How to Approach the Build

The following is an ordered path to implement the architecture yourself. The interface sketch below is illustrative only and faithful to the filing; it is not a library.

  1. Make declared values a structured artifact. Personal integrity is defined as the comparison of behavior against a declared value set held in the policy reference field. If your values live only in a prose system prompt, you have nothing to compute against. Represent them as data the engine can evaluate.

  2. Give the agent a durable, append-only lineage. The trajectory is derived from lineage entries, so every action, delegation, and governance decision needs a recorded entry, and evaluations must be written back. Treat it as append-only: the filing notes the agent cannot silently omit or retroactively alter integrity events without producing a detectable discontinuity.

  3. Build the integrity engine as three domain evaluators plus a policy-weighted combiner. Score personal, interpersonal, and global separately, each carrying its own current value and trajectory, then combine with policy-specified weights only where a single composite is needed (gating, trust-slope validation, confidence).

# illustrative, per US 19/647,395 - not a shipping API
personal      = score_against(declared_values, lineage)
interpersonal = score_against(relational_commitments, lineage)
global        = score_against(systemic_norms, projected_consequences)
composite     = policy_weights.combine(personal, interpersonal, global)
  1. Compute deviation prospectively at each decision point. Evaluate D = (N - T) / (E x S) before committing a mutation, and fold the recent-history adjustment into T so past behavior conditions the present threshold. Evaluate it continuously, not as a periodic audit, so slow drift is caught.

  2. Wire integrity into the gate, not just into a log. A finding that does not change what the agent is allowed to do is only observability.
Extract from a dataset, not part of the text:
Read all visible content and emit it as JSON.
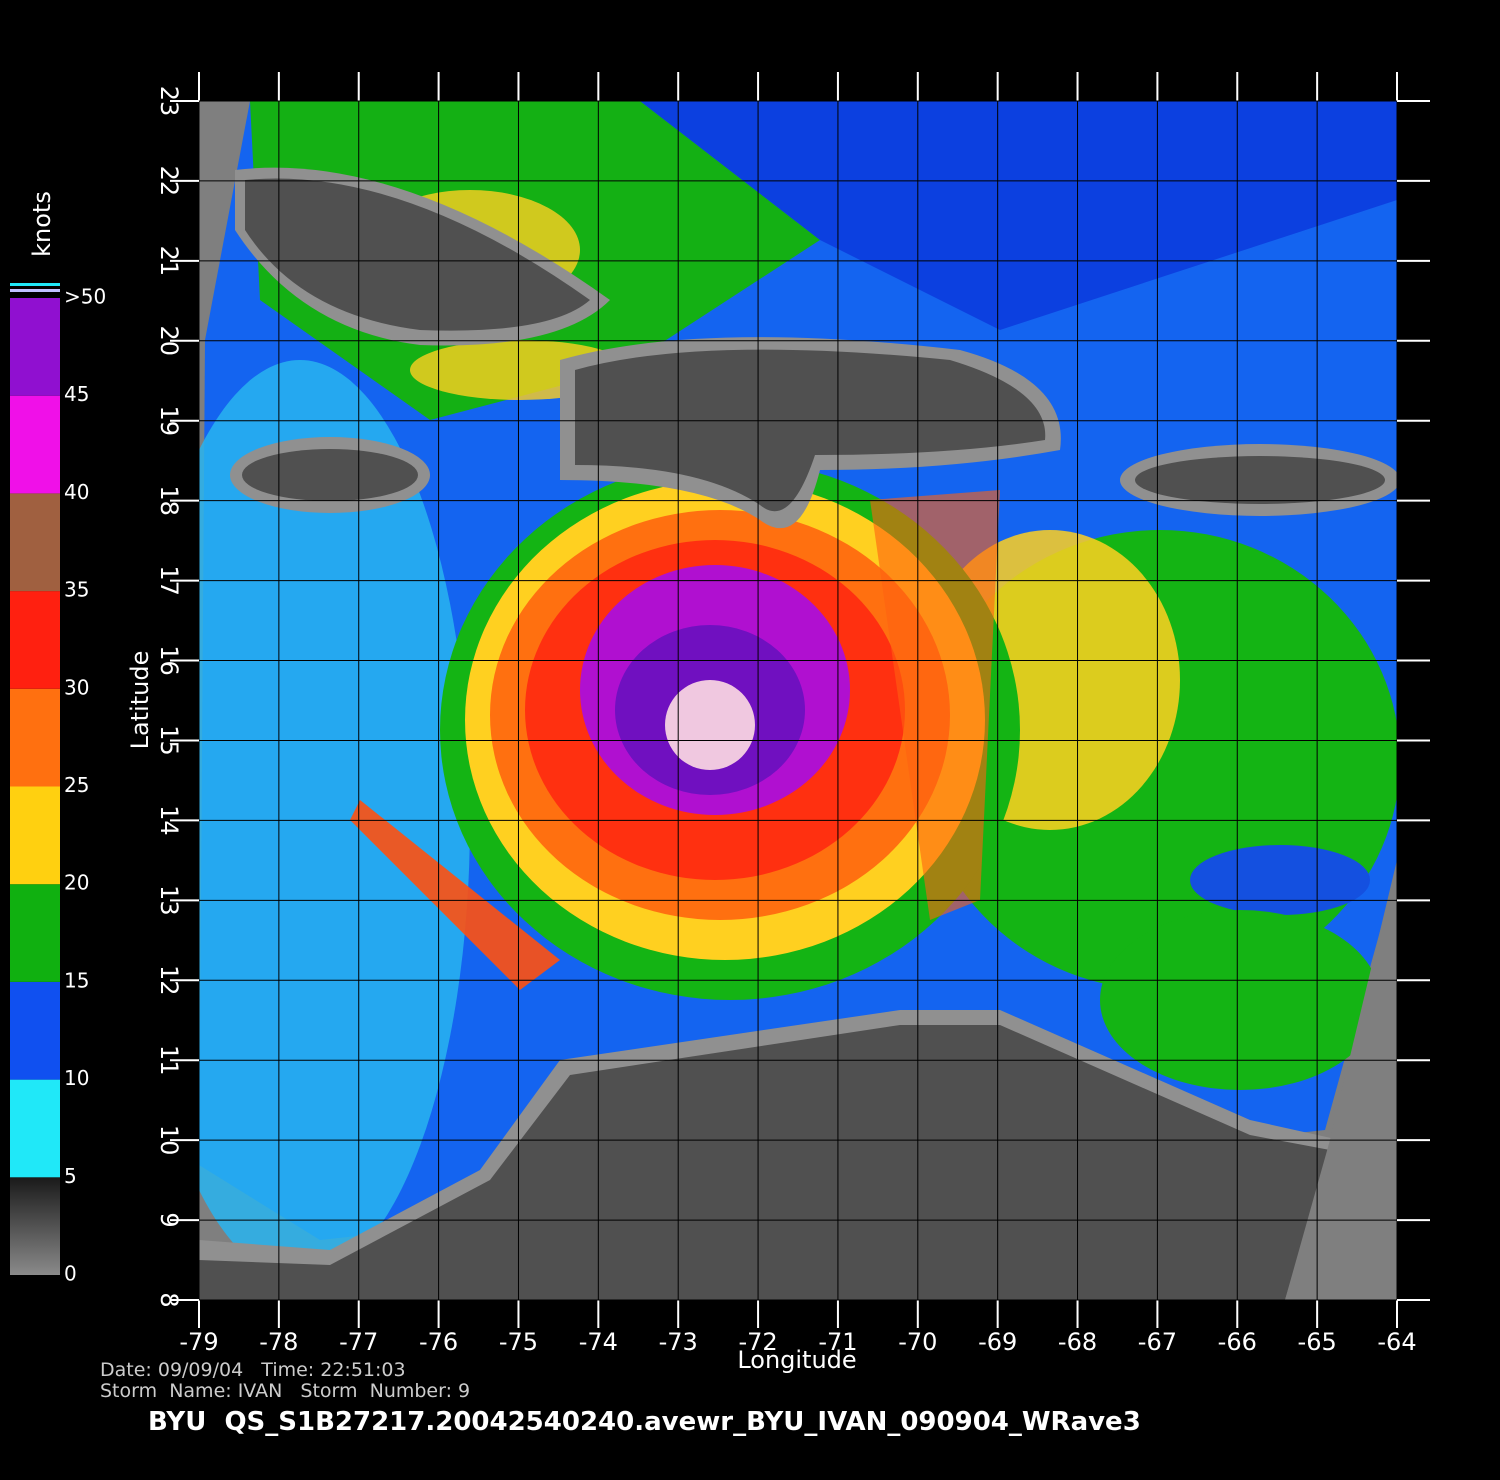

Feed the composite score and the projected per-domain impact into the admissibility gate, and couple a degraded score to reduced confidence and the execution pause described above.

  3. Add trajectory validation and forecasting once the loop is stable. Layer trust-slope trajectory-continuity checks to catch record manipulation and decoupling, and forecasting to classify the arc and recommend interventions to your governance layer.
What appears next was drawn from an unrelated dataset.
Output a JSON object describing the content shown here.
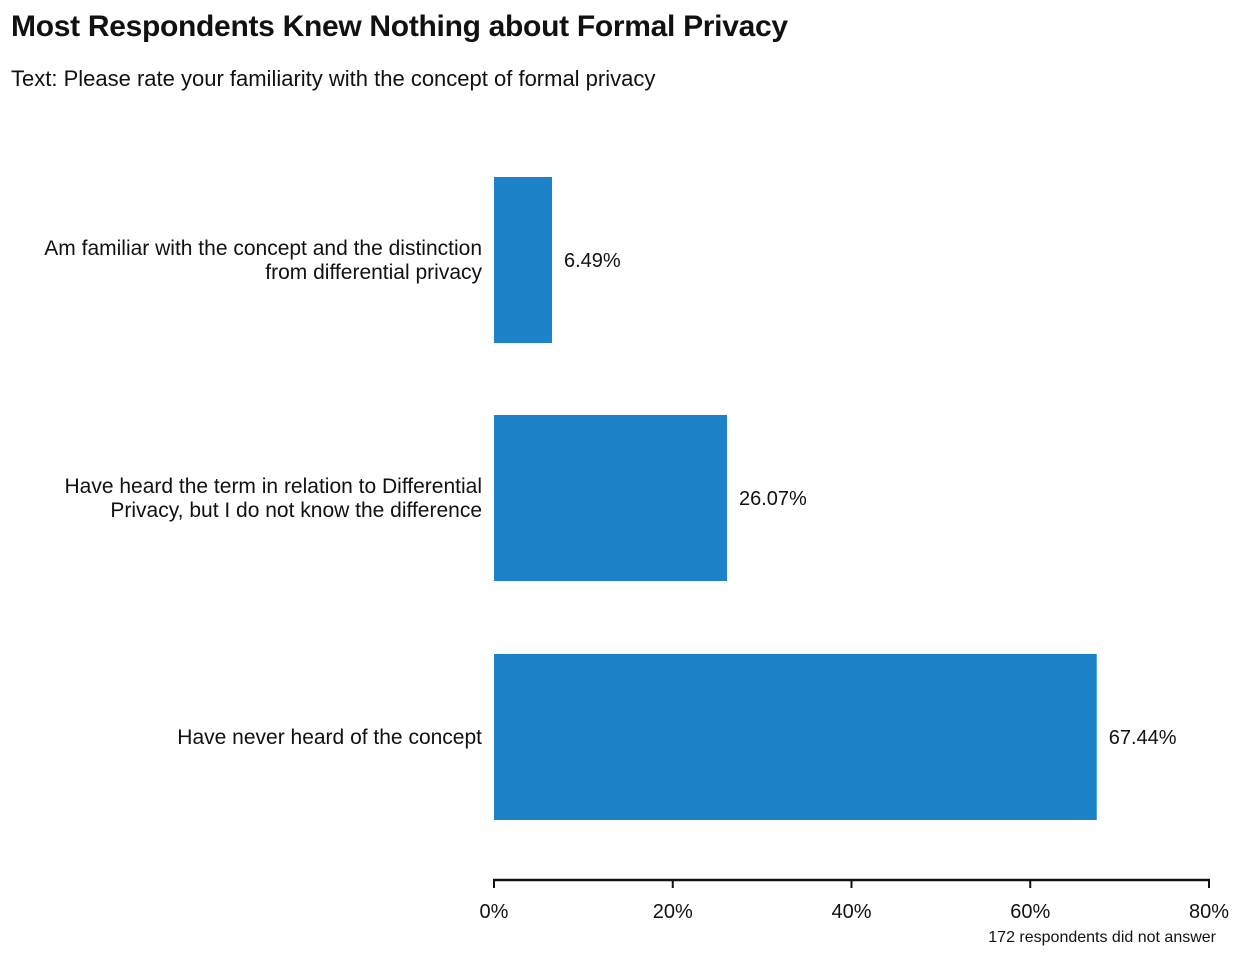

What This Does Not Give You

This is an architecture, not a drop-in library. There is no package to install and nothing here "just works" out of the box; every component above is something you design and build for your own agent, data model, and policy.
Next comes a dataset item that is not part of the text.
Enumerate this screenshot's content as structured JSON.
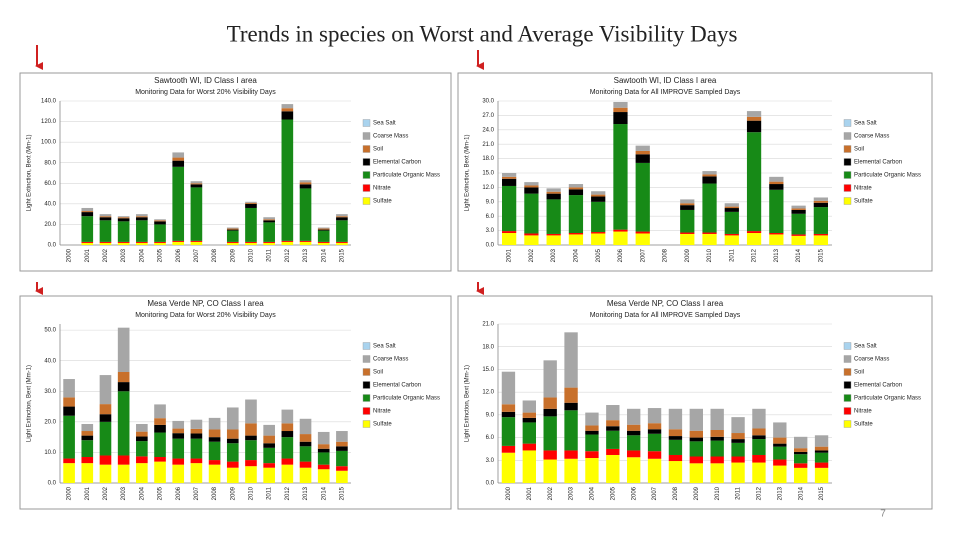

It is disclosed in a patent filing, not benchmarked or shipped as a product. The filing does not state accuracy figures, latency, or production results, and neither does this guide.

Its quality is bounded by your inputs. Integrity is computed against declared values and a recorded lineage; if your value set is vague or your lineage is incomplete, the trajectory it produces will be too. It measures consistency with the agent's own declared norms, which is a different thing from those norms being correct: an agent can be perfectly coherent with a bad value set. The domain weights are policy decisions you must make deliberately, since they determine which kind of inconsistency the gate actually catches. And the approach targets agents that accumulate a history; for a stateless single-shot call with no durable record, there is no trajectory to gate against and this architecture does not apply.

Disclosure Scope

The architecture described in this guide is disclosed in United States Patent Application 19/647,395. The mechanisms attributed here to that filing (the integrity field, the three-domain model, the integrity trajectory, the deviation function, integrity-aware trust slope validation, and moral trajectory forecasting) are described in that application, and this guide is an educational explanation of that disclosed approach. It is not a warranty, a specification, or an offer of software, and nothing here should be read as a claim that a benchmarked or production implementation is being provided. You implement any such system yourself.